There is a benefit to your team, as well. The obvious one is direct one-on-one skill sharing. If you couple mandatory rotation with pairing, you get a massive opportunity to have people learn from each other, on the clock, in real world situations, all the time. Your team can level up across your areas of expertise by being conscientious about how and who you rotate, and where. Understand the pairings, and ask for input, and you can create awesome learning experiences every day.

On top of that, by giving everybody on the team the expectation that they will rotate to a new project within a given window, you minimize the likelihood that they will mentally checkout of the project. I don’t know about you, but if I look at a problem space and know, without doubt, that I’ll be still working on it six months from now, some part of my brainstem tries to throttle that other part of my brain that wants to kick ass. And it is an effort to fight back. But if I know I have a limited window to kick ass within, then I’m all in and working. Rotation guarantees the opportunity for change.

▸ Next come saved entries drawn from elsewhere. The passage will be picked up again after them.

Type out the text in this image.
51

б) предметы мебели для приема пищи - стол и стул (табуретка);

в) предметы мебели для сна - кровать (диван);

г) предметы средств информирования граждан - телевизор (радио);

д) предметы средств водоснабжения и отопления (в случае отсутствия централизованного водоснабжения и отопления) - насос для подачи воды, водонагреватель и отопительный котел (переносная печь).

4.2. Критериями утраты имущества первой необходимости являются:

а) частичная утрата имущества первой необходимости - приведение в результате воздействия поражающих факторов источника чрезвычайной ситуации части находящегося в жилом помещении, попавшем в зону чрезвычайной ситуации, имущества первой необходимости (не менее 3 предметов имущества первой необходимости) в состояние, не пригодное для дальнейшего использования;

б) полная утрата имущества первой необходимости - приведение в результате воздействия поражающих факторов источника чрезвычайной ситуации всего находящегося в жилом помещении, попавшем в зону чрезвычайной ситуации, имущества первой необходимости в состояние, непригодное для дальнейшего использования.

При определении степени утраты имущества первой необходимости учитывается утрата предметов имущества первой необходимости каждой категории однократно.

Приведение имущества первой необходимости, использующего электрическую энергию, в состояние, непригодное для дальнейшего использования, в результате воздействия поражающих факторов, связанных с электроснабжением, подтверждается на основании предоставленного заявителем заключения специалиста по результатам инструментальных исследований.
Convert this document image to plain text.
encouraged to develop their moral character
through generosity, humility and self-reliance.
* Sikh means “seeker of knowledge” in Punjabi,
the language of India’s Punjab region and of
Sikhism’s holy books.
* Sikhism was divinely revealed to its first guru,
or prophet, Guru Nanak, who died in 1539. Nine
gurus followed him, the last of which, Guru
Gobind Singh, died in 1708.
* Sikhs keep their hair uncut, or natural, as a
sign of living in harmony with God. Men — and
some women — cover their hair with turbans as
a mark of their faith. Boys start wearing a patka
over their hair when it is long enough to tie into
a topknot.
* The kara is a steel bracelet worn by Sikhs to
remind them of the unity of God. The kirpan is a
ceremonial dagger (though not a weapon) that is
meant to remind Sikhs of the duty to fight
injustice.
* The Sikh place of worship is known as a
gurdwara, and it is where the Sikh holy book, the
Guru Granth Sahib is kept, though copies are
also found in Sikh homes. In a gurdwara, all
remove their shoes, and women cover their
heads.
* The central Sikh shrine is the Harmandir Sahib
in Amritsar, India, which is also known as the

#Mitigating the potential pain of rotation

The biggest potential drawback to rotating team members is that velocity can suffer. Regardless of how much shared context there is, every rotation carries the on-ramp burden with it as the developer re-integrates with the project culture, the current codebase and the current priorities of the customer. The key is to rotate thoughtfully and understand that these costs are universal. As long as they don’t surprise you, you can pay them and easily move past. A key method of preventing on-ramp friction is to only rotate half a pair at any time. The pair who stays on the project can carry some of the burden during the on-ramp period, thus dampening the friction effect. Also, communicate clearly and proactively when a rotation is going to occur so everyone knows to expect the resultant effects. As long as the entire team buys into the benefits of the practice, the costs will be easily bourn. But surprise costs are always a problem, so make sure to announce ahead of time when the rotations are occurring. With luck, the team will establish a high enough trust level that the announcements can disappear over time; this is when rotation has proven its value and your customer is no longer trying to weigh the costs vs. the benefits. Until then, be clear about your intentions and schedule.

#Conclusion

Really, rotation of team members is enormously beneficial whether you are a consulting development team or an internal shop. The major question is: how do you take advantage of it within your established practices? If your team has wanted to employ rotation for a while, but can’t find “the right time”, just mandate one. Pick a date: on Oct. 1, half the team will rotate to new projects. Constraints spur creativity. Now is the perfect time.